Interestingly, he presents zero evidence that these changes will boost the continent's growth, in contrast to the now vast amount of evidence (e.g. here, here, and here) that stimulus will increase growth. On their face, many assertions seem outright wrong. For example, according to the OECD's assessment, employment protection for workers in Germany are the second strongest in Europe, yet it has an unemployment rate of 5.1 percent. This suggests that labor market protections are not the biggest problem stunting growth. 

Rattner also warns about Europe and even Germany losing "competitiveness." It is not clear what meaning he assigns to that word, but Germany has a trade surplus of more than 6.0 percent of GDP, in contrast to a deficit of 2.4 percent of GDP in the United States.

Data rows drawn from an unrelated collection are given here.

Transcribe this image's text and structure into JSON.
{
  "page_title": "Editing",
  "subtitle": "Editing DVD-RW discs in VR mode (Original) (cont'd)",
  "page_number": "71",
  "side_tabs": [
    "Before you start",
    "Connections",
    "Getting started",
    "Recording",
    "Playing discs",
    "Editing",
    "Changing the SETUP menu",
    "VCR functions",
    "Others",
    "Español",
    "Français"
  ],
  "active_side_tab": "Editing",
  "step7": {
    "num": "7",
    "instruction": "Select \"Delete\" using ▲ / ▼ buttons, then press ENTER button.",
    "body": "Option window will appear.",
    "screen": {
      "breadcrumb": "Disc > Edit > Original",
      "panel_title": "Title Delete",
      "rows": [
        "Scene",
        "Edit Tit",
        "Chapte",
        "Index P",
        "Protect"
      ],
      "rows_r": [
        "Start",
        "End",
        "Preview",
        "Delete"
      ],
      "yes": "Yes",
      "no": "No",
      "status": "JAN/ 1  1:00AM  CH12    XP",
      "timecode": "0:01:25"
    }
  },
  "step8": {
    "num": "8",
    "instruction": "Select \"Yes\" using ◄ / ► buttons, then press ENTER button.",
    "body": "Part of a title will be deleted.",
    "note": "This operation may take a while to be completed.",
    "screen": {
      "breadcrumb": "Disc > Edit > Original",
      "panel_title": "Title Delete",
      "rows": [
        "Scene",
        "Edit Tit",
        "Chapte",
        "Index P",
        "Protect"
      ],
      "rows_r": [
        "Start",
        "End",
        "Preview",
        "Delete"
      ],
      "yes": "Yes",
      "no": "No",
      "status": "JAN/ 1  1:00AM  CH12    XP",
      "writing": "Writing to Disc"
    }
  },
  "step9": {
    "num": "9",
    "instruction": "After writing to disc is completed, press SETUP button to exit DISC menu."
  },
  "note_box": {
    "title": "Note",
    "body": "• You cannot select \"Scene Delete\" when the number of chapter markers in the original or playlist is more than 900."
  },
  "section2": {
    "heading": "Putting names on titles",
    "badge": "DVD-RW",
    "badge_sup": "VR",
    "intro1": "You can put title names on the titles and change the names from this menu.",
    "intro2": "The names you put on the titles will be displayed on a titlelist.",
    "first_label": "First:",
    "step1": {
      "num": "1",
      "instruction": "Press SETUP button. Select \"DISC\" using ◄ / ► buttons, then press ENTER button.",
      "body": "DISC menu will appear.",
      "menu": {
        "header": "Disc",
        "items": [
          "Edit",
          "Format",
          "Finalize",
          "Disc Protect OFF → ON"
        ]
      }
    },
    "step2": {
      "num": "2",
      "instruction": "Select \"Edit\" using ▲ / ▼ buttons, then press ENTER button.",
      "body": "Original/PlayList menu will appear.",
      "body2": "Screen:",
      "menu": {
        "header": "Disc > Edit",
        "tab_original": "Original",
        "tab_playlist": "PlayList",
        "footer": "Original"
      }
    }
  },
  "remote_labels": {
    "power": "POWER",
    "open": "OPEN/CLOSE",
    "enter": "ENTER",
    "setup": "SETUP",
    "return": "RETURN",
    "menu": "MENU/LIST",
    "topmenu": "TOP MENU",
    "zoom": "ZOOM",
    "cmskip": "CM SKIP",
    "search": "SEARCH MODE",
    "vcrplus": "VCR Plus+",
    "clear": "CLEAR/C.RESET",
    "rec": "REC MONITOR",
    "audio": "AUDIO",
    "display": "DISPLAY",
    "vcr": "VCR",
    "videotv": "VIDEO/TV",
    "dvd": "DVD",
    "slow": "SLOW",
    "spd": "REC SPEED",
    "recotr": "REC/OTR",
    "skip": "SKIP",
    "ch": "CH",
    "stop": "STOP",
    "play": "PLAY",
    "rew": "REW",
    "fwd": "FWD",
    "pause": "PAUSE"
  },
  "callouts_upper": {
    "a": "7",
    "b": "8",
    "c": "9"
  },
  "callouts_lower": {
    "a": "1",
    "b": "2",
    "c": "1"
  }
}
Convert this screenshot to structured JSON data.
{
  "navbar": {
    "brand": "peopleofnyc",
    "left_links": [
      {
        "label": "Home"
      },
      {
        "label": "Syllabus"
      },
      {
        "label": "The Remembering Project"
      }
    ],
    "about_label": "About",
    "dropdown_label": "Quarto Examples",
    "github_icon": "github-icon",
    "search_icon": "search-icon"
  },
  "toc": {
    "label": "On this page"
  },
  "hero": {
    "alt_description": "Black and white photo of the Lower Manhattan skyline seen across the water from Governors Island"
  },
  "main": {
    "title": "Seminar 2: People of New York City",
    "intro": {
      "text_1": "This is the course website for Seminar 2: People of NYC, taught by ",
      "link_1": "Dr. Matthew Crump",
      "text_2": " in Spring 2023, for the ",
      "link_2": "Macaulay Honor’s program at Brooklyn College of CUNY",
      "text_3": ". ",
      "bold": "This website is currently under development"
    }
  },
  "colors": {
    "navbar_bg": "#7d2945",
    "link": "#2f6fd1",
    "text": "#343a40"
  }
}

In some cases, his complaints not only lack evidence, but they defy logic. It is not efficient to allow companies to dismiss workers at will. Long-term employees make substantial commitments and sacrifices to develop firm specific skills. It will often be difficult for them to find new employment if they lose their job in their late forties or fifties. Dismissing these workers imposes costs on them and the government in the form of unemployment benefits and other transfer payments. That might be good for the businesses who can chalk up higher profits, but it is bad for the economy and society.

In short, this piece tells us that Rattner wants Europe to be more pro-business at the expense of the rest of society. He doesn't have any real argument as to why anyone who is not rich should support his position, although I suppose it is not simplistic.